Yet, despite some unwillingness to worship at predictable shrines, I think Newman did carry a half-visible Oxford canopy around with him for the forty-five years of his Roman Catholic life. In the seventh Dublin Discourse, for example, there is the panegyric of Oriel. It is worth citing at length for it is a typical, although by no means the most brilliant, example of Newman’s cumulative style, by which he uses cascades of words to build up an idea like a range of hills with each summit rising a little higher than the previous one, but also steers through this mountain chain in order to get into position for the next axis of aggressive advance. I say ‘aggressive’ for I find it beyond dispute that John Henry Newman, for all his portrait of that ‘parfit gentil knight’ which was his ideal of a gentleman, was a polemicist of an elegant deadliness that is met only once in a generation. The only comparable figure in this respect that I have encountered in our recent University is Professor Hugh Trevor-Roper, who deserves his nobility as Lord Dacre even more for his sword than for his robe.
Newman’s quarry in this early part of Discourse VII was no less a figure than John Locke. Newman had perhaps a keener sense of intellectual than of ecclesiastical hierarchy, and he knew that Locke was too strong a fortress to be attacked without a considerable preliminary investment. Lesser (although by no means negligible) figures like former Lord Chancellor Brougham or Bishop Mattly of Durham he would engage more directly. Even in these lesser cases, however, there is an aesthetic pleasure in watching Newman get into position for the attack. His old adversary Dr Arnold of Rugby could hardly have prepared for a flogging with more loving care than Newman does for an intellectual joust. Just as Arnold, while rolling up his sleeves, might have referred to the eminence of the boy’s parents and the promise with which he came to the school, so Newman pays preliminary tribute to the general respect in which the right reverend prelate or the most learned lord is held and the lucidity with which he expresses his ideas; perhaps even (although not I think in the case of Brougham) to the probity of his personal life. Then comes the thrust, delivered like a matador’s deadly lunge.

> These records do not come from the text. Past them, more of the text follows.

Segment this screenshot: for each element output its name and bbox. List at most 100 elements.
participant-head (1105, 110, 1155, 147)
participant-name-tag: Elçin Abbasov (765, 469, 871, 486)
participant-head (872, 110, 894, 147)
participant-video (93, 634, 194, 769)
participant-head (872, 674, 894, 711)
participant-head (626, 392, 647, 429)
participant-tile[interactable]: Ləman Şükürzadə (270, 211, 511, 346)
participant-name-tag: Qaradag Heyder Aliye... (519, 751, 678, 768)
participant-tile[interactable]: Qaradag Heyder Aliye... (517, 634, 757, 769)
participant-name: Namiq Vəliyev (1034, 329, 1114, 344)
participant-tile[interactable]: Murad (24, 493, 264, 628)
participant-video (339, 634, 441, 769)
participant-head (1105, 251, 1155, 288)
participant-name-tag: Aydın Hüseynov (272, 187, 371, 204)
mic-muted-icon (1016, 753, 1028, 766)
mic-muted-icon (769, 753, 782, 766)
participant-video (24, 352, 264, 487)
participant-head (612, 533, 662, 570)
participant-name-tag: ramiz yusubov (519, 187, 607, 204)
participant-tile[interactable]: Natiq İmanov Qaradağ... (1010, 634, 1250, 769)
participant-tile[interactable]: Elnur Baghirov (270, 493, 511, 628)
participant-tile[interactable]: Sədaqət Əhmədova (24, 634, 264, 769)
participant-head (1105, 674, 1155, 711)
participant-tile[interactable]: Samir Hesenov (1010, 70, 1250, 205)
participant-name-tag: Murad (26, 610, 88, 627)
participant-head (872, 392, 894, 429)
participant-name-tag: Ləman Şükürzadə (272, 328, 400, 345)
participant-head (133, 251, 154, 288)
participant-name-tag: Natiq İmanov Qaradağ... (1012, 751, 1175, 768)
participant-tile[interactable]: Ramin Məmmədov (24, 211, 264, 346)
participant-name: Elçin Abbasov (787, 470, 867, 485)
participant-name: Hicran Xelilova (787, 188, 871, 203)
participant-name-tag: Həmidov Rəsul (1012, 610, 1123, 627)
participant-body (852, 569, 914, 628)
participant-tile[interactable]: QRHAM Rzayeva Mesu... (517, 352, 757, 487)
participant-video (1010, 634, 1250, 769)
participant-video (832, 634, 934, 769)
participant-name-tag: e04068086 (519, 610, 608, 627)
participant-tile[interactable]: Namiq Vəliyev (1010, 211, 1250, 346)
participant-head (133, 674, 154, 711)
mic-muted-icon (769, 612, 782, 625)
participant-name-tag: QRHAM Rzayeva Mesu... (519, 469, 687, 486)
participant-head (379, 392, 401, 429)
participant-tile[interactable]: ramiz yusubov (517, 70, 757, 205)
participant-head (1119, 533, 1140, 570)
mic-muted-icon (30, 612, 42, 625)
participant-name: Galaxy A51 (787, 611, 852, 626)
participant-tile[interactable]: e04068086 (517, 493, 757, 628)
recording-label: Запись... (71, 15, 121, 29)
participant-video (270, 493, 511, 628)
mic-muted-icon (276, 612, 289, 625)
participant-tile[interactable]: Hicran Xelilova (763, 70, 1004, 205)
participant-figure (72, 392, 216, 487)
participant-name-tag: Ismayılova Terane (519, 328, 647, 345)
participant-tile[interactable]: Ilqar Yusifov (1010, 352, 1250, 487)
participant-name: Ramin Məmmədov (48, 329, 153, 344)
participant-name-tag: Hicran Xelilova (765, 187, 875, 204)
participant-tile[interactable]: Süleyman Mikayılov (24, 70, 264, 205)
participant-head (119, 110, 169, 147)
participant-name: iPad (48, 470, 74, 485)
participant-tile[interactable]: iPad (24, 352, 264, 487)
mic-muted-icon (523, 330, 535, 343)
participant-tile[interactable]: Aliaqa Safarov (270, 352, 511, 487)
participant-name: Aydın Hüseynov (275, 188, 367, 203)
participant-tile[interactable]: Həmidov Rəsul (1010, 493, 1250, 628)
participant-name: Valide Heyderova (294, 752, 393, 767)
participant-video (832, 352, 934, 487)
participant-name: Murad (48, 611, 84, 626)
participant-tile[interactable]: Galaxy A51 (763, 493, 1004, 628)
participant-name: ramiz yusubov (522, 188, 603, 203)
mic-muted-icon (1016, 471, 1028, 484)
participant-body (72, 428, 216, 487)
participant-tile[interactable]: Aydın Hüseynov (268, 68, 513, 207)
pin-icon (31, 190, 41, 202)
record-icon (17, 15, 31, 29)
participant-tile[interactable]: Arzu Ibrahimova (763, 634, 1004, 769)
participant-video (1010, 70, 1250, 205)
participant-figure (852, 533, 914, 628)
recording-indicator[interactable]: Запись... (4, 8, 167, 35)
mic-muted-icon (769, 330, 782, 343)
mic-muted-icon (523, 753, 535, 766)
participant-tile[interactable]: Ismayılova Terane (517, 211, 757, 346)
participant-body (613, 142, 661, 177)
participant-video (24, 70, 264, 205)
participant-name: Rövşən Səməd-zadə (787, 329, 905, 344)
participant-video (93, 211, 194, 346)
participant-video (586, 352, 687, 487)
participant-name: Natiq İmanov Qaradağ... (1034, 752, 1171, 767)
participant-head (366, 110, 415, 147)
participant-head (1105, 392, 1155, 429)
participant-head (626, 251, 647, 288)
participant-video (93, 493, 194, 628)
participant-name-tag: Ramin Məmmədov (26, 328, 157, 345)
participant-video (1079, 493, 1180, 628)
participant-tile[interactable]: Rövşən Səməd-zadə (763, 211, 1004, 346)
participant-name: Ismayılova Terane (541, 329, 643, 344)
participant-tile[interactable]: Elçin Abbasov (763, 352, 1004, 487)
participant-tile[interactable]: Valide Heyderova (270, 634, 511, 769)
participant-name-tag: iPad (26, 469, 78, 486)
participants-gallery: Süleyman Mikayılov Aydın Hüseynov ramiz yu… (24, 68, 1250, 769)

But Locke, who although not well-treated by Christ Church at the time, had become almost as great a talisman for seventeenth-century Oxford as Newton had for the same period in Cambridge, could only be assaulted after a more elaborate approach march. So we have a eulogy of the recently dead Dr Copleston, Provost of Oriel in Newman’s early days and later Bishop of Llandaff, and with him of John Davison, another member of the Oriel galaxy whose devastating attack on R. L. Edgeworth’s fallacies on Professional Education was really, Newman says, an attack on the luminaries of the Edinburgh Review and behind them ‘an a far greater author … who in a past age had argued on the same side’. So the siege gun was at last in position for the engagement with Locke.
But in introducing his Irish and Catholic audience to ‘the Protestant Bishop of Llandaff’ Newman felt that he had a peg on which he could hang some of his feelings about Oriel, which had nurtured him for a quarter of a century but which in 1852 he had not seen for nearly a decade. As a further convolution he does so sufficiently archly that the name of Oriel, as though it were that of a modest mistress, is never mentioned, and I was indeed far into the passage before I was certain which college he was talking about:
In the heart of Oxford there is a small plot of ground, hemmed in by public thoroughfares, which has been in the possession of and the house of one Society for about 500 years. In the old time of Boniface VIII and John XXII, in the age of Scotus and Occam and Dante, before Wyclif or Huss had kindled those miserable fires which are still raging to the ruin of the highest interests of man, an unfortunate King of England, Edward II, flying from the field of Bannockburn, is said to have made a vow to the Blessed Virgin to found a religious house in her honour…
The visitor, whose curiosity has been excited by its present fame, gazes perhaps with something of disappointment on a collection of buildings which have with them so few of the circumstances of dignity or wealth. Broad quadrangles, high halls and chambers, ornamental cloisters, stately walls, or umbrageous gardens, a throng of students, ample reserves or a glorious history, none of these things were the portion of that old Catholic foundation; nothing in short which to the common eye sixty years ago would have given tokens of what it was to be. But it had at that time a spirit working within it, which enabled its inmates to do, amid its seeming insignificance, what no other body in the place could equal …
One of the things it did was to elect fellows solely on the basis of what Newman rather oddly described as ‘public and patriotic grounds’, and without regard not only to connection but also to university class lists. The result was that Newman’s disastrous schools results of 1820 were compensated for by his being elected a fellow of Oriel sixteen months later. For this he remained grateful, but his feelings towards that college, in spite of some fluctuations in his years of crisis, were I think based on a more lively emotion than that of gratitude. Oriel’s diversity of intellects and religious positions, as well as his memory of other colleges with broader quadrangles and more umbrageous gardens, infused much of his unrealistic hopes for what he might create in Dublin.